In the instant before Inspiration Cadillac gave the command to fire, Adam Black guessed his strategy.

“Stupid stupid stupid, the blast will destroy us both! No! Don’t!”

“Yes yes yes!” cried Inspiration Cadillac as his sanity melted and his brain dissolved and he fired the partacs.

In Desolation Road the people said it was like a second dawn: it was beautiful, they said. They had seen fifteen violet beams strike down from the sky like the justice of the Panarch and then the white blast, pure as virtue, had filled the western horizon for a whole two seconds. Beautiful, they said, beautiful… the afterblast had dyed the western lip of the world pink and blue and the insubstantial veils of auroral discharges had wavered like ghosts over the scene of the explosion. For a month after, Desolation Road was treated to stunningly beautiful sunsets.

When the Poor Children returned, towing a rickety train of old carriages and rolling stock made from reprocessed favelas behind them, they brought with them the true story of the end of Adam Black’s Travelling Chautauqua and Educational ’Stravaganza and Inspiration Cadillac, Chamberlain of the Grey Lady, Total Mortification.

“The world was not ready for Total Mortification,” they said. Chamberlain and chief engineer, cyberneticist and technician deliberated over the significance of what had happened at the western edge of the world, then gave the long-awaited and half-forgotten order that sent the Poor Children of the Immaculate Contraption into Steeltown by dead of night to steal one of the abandoned and forgotten Class 88 steel haulers that had lain gathering rust and spiders since the days of the Great Strike.

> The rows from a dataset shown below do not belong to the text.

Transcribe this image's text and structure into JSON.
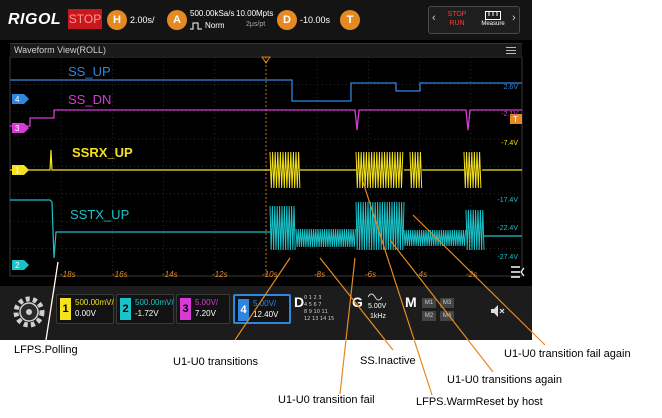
{
  "toolbar": {
    "brand": "RIGOL",
    "run_state": "STOP",
    "horizontal_key": "H",
    "timebase": "2.00s/",
    "acquire_key": "A",
    "sample_rate": "500.00kSa/s",
    "acq_mode": "Norm",
    "memory_depth": "10.00Mpts",
    "time_per_point": "2µs/pt",
    "delay_key": "D",
    "delay": "-10.00s",
    "trigger_key": "T",
    "stop_run_label": "STOP RUN",
    "measure_label": "Measure"
  },
  "waveform_view": {
    "title": "Waveform View(ROLL)"
  },
  "traces": [
    {
      "channel": "4",
      "name": "SS_UP",
      "value_label": "2.6V",
      "color": "#2e86de"
    },
    {
      "channel": "3",
      "name": "SS_DN",
      "value_label": "-2.1V",
      "color": "#d63bd6"
    },
    {
      "channel": "1",
      "name": "SSRX_UP",
      "value_label": "-7.4V",
      "color": "#f4e21c"
    },
    {
      "channel": "2",
      "name": "SSTX_UP",
      "value_label": "-17.4V",
      "color": "#19c3c9"
    }
  ],
  "right_axis_labels": [
    "-22.4V",
    "-27.4V"
  ],
  "trigger_marker": "T",
  "time_ticks": [
    "-18s",
    "-16s",
    "-14s",
    "-12s",
    "-10s",
    "-8s",
    "-6s",
    "-4s",
    "-2s"
  ],
  "channels": [
    {
      "num": "1",
      "scale": "500.00mV/",
      "offset": "0.00V",
      "color": "#f4e21c"
    },
    {
      "num": "2",
      "scale": "500.00mV/",
      "offset": "-1.72V",
      "color": "#19c3c9"
    },
    {
      "num": "3",
      "scale": "5.00V/",
      "offset": "7.20V",
      "color": "#d63bd6"
    },
    {
      "num": "4",
      "scale": "5.00V/",
      "offset": "12.40V",
      "color": "#2e86de"
    }
  ],
  "digital": {
    "key": "D",
    "rows": [
      "0 1 2 3",
      "4 5 6 7",
      "8 9 10 11",
      "12 13 14 15"
    ]
  },
  "generator": {
    "key": "G",
    "amplitude": "5.00V",
    "frequency": "1kHz"
  },
  "math": {
    "key": "M",
    "buttons": [
      "M1",
      "M3",
      "M2",
      "M4"
    ]
  },
  "annotations": {
    "lfps_polling": "LFPS.Polling",
    "u1u0_transitions": "U1-U0 transitions",
    "u1u0_fail": "U1-U0 transition fail",
    "ss_inactive": "SS.Inactive",
    "lfps_warmreset": "LFPS.WarmReset by host",
    "u1u0_again": "U1-U0 transitions again",
    "u1u0_fail_again": "U1-U0 transition fail again"
  }
}
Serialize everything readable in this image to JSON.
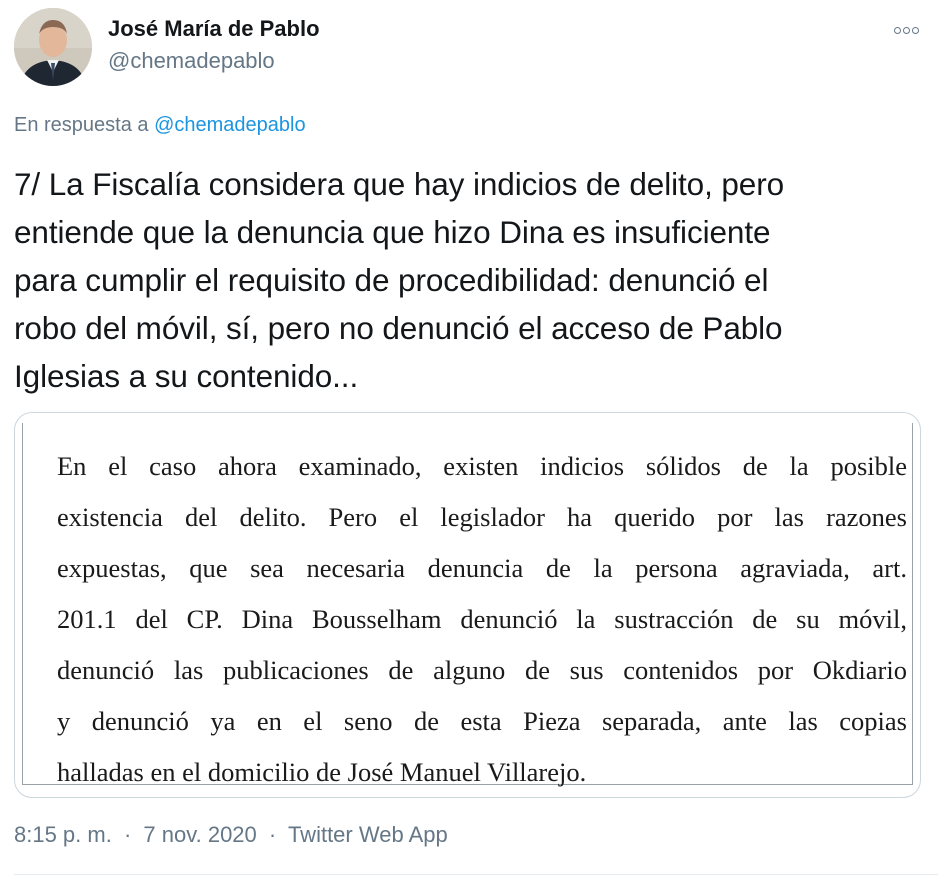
{
  "author": {
    "display_name": "José María de Pablo",
    "handle": "@chemadepablo",
    "avatar_icon": "person-portrait-avatar"
  },
  "reply_context": {
    "prefix": "En respuesta a",
    "mention": "@chemadepablo"
  },
  "tweet": {
    "lines": [
      "7/ La Fiscalía considera que hay indicios de delito, pero",
      "entiende que la denuncia que hizo Dina es insuficiente",
      "para cumplir el requisito de procedibilidad: denunció el",
      "robo del móvil, sí, pero no denunció el acceso de Pablo",
      "Iglesias a su contenido..."
    ]
  },
  "document_image": {
    "lines": [
      "En el caso ahora examinado, existen indicios sólidos de la posible",
      "existencia del delito. Pero el legislador ha querido por las razones",
      "expuestas, que sea necesaria denuncia de la persona agraviada, art.",
      "201.1 del CP. Dina Bousselham denunció la sustracción de su móvil,",
      "denunció las publicaciones de alguno de sus contenidos por Okdiario",
      "y denunció ya en el seno de esta Pieza separada, ante las copias",
      "halladas en el domicilio de José Manuel Villarejo."
    ]
  },
  "meta": {
    "time": "8:15 p. m.",
    "separator": "·",
    "date": "7 nov. 2020",
    "source": "Twitter Web App"
  },
  "icons": {
    "more": "more-options-icon"
  },
  "colors": {
    "text_primary": "#14171a",
    "text_secondary": "#657786",
    "link": "#1b95e0",
    "border": "#ccd6dd"
  }
}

Under the leadership of the chamberlain and chief engineer, whose names were Plymouth Glyde and Spirit Dynamo, the Poor Children of the Immaculate Contraption departed Desolation Road to pursue the still unresolved issue of machine rights. They steamed out of Desolation Road in the opposite direction to that from which they had come so many years before, because to go that way would have led them to a yawning hole in the desert, a crater of green glass where Adam Black’s aged tokamaks had exploded under the shriek of superaccelerated sub-quarkal beams from heaven and dispersed the atoms of man, machine and mortification into the beautiful sunset.